Personally, I think the idea that we are existing and leading different lives in parallel universes is pretty far-fetched. There may be multiple universes, but I see no reason to think any of them even remotely resembles ours.

It seems like the people that subscribe to this sort of thinking forget that missing that patch of black-ice is not the only "either/or" scenario to be considered. Every single event in Ed and Christine's lives had to be exactly identical to lead them to that patch of ice; in fact, every single event in the history of the planet had to be exactly the same to lead to that moment. What if Christine's mother had been tired the night of her conception and decided NOT to have sex in the other universe? What if Ed had decided not to go out the day he met Christine in the other universe? What if Ed had gotten sick as a child and passed on? What if Ed's grandmother had had a miscarriage? What if his great, great, great grandfather had been shot in the [name one] war instead of meeting his wife? There are INFINITE possibilities that pretty much make it impossible for even a slightly similar parallel universe to exist at all. And that's just considering the human element. Animals affect our lives and paths, too, as well as insects and tree stumps and traffic lights. There are SOOO many variables that may have a simple effect, like making us turn right instead of left, but add those together and we can't even fathom what the outcomes would look like.

If there are multiverses, I think they're as unique as a fingerprint. Maybe the dinosaurs still rule! Maybe humans never evolved and there's something else! I just think the possibilities are so endless that we can be as sure we have no twin in another universe as we're sure there is no god.
Well, it would depend on how many possible parallels there are, Cara.
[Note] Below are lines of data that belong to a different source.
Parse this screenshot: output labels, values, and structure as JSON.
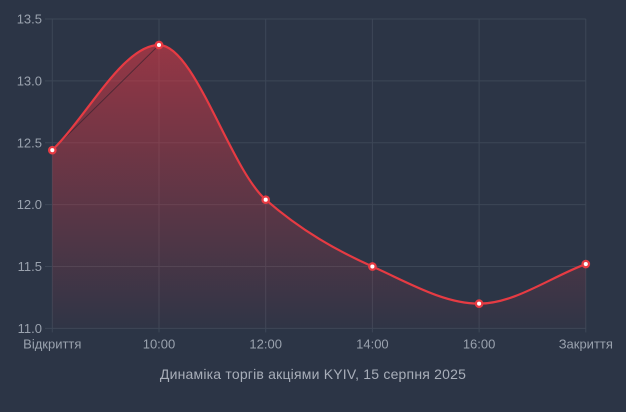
{
  "title": "Динаміка торгів акціями KYIV, 15 серпня 2025",
  "chart_data": {
    "type": "area",
    "title": "Динаміка торгів акціями KYIV, 15 серпня 2025",
    "series_name": "KYIV",
    "categories": [
      "Відкриття",
      "10:00",
      "12:00",
      "14:00",
      "16:00",
      "Закриття"
    ],
    "values": [
      12.44,
      13.29,
      12.04,
      11.5,
      11.2,
      11.52
    ],
    "xlabel": "",
    "ylabel": "",
    "ylim": [
      11.0,
      13.5
    ],
    "yticks": [
      11.0,
      11.5,
      12.0,
      12.5,
      13.0,
      13.5
    ],
    "ytick_format_decimals": 1,
    "grid": true,
    "legend": "none",
    "marker": "circle-white-core",
    "colors": {
      "background": "#2c3546",
      "grid": "#3d4757",
      "line": "#e63b43",
      "fill_top": "rgba(230,56,68,0.62)",
      "fill_bottom": "rgba(230,56,68,0.02)",
      "marker_core": "#ffffff",
      "tick_label": "#9aa2ae",
      "title": "#a8aeb9",
      "chord_artifact": "rgba(24,28,40,0.5)"
    }
  }
}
True, there are a nigh-infinite number of possible alternatives that have led each of us to the point we're currently at, from the more gross decisions such as my deciding not to have eggs for breakfast today down to the random fluctuation that caused one particular atom of C-14 in my pinky finger to decompose to C-12 (or not) 30 seconds ago.

However, if there are an infinite number of possible universes, with each possible decision creating a separate universe for each potential outcome, then a universe would exist somewhere where everything happened just as it did here, except that I did indeed have eggs this morning, or where that atom did (or did not) decompose.
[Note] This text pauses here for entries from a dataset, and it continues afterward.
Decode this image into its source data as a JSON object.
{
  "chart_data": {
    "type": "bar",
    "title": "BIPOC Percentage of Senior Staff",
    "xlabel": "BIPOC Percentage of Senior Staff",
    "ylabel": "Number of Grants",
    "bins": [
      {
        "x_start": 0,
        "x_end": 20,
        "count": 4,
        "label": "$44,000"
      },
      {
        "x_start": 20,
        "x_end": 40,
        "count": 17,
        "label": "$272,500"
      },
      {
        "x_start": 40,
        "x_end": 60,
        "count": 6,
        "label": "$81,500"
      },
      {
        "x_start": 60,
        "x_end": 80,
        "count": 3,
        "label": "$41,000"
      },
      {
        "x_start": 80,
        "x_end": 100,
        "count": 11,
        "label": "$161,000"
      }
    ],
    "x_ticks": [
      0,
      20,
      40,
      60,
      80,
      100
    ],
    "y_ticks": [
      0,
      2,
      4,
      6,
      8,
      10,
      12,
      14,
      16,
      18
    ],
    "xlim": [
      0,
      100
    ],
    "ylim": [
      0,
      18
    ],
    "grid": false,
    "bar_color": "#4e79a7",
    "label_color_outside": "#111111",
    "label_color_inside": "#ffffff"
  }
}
Now, finding that single particular universe in the uncounted infinity of alternates...that's the tricky part. Particularly when you consider that in a great, great many of those universes, life never started on Earth, or the Earth didn't form in the first place, or even the inflationary period never happened, so the universe ended rather abruptly.
As I was writing my reply, Dave posted his own... There must be a universe where I finished writing my post first...

well said there, especially the last sentence, however it saddens me that we are not together with a football team of children, 2 dogs and a mouse named charles in another universe man.